May 28, 2011 | Unregistered CommenterRebecca

Had a friend who was depressed for years before he got over it. It's a disease, not just "feeling sad so think happy thoughts" as I thought at first. First time reader from Perfecting Parenthood stumbled over here from Babble.

Life has been much the same here, except I can't take my cat for walks. :) I'm glad you're feeling better. Happy birthday, Alice. :)

May 28, 2011 | Unregistered CommenterVal

Dear Alice, welcome back. (I believe we need to welcome one another back when we've been on a Dark Holiday.) I find a spoonful of peanut butter licked off a tablespoon also helps, in addition of course to fish oil, dog people, vitamin D and sunshine. Happy Birthday!

May 28, 2011 | Unregistered CommenterLorraine

So happy to hear this. I thought of you yesterday when a virus got my depression "i want to die" thoughts rolling.

Alice is suffering too, I'm not alone.

Thank you, Stacy

May 28, 2011 | Unregistered CommenterStacy

I just knew that if I sat here, refreshing the page, you'd eventually come back. Yay!

May 28, 2011 | Unregistered CommenterMarinka

When my Vitamin D levels went really low, I thought I was dying. I have never felt so awful in my life, so definitely take your VitD! (and if you are really low, your doc will give you mega, huge doses that will make you perk up within a few days).
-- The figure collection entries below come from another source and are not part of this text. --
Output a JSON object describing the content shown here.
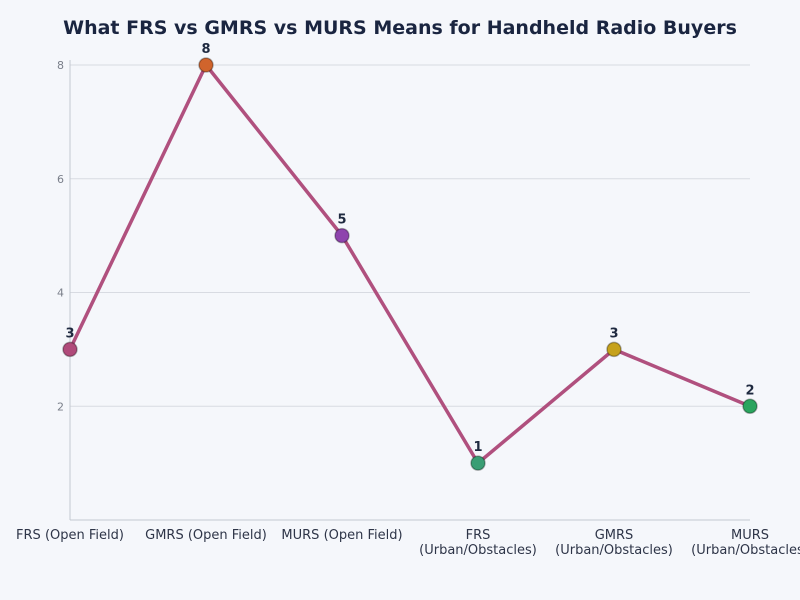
{
  "chart_data": {
    "type": "line",
    "title": "What FRS vs GMRS vs MURS Means for Handheld Radio Buyers",
    "xlabel": "",
    "ylabel": "",
    "categories": [
      [
        "FRS (Open Field)"
      ],
      [
        "GMRS (Open Field)"
      ],
      [
        "MURS (Open Field)"
      ],
      [
        "FRS",
        "(Urban/Obstacles)"
      ],
      [
        "GMRS",
        "(Urban/Obstacles)"
      ],
      [
        "MURS",
        "(Urban/Obstacles)"
      ]
    ],
    "values": [
      3,
      8,
      5,
      1,
      3,
      2
    ],
    "ylim": [
      0,
      8
    ],
    "yticks": [
      2,
      4,
      6,
      8
    ],
    "grid": true,
    "line_color": "#b0507e",
    "marker_colors": [
      "#b04a7a",
      "#d0642c",
      "#8e44ad",
      "#3a9e74",
      "#c6a21c",
      "#2aa55e"
    ]
  }
}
Glad you are seeing the sunshiney-ness of life again.

May 28, 2011 | Unregistered CommenterFairly Odd Mother

Happy Birthday! So glad you're back and feeling better.

May 28, 2011 | Unregistered CommenterCindy

Glad to see you posting and feeling better again!

May 28, 2011 | Unregistered CommenterBreanne

HAPPY BIRTHDAY ALICE!!!

I think you're swell. :)

May 28, 2011 | Unregistered CommenterKat

I have an additional suggestion, get down in the dirt. I'm not a gardener, hate it! But when I was dealing with a monumental loss several years ago and accompanying depression, my husband bought me several flats of impatiens - about 30 tiny fragile plants to a flat. It took me about 3 days to plant them all, but something about crawling around on my knees, digging in the dirt, getting dirt under my fingernails was very helpful at the time. (Well, that and Celexa and counseling!)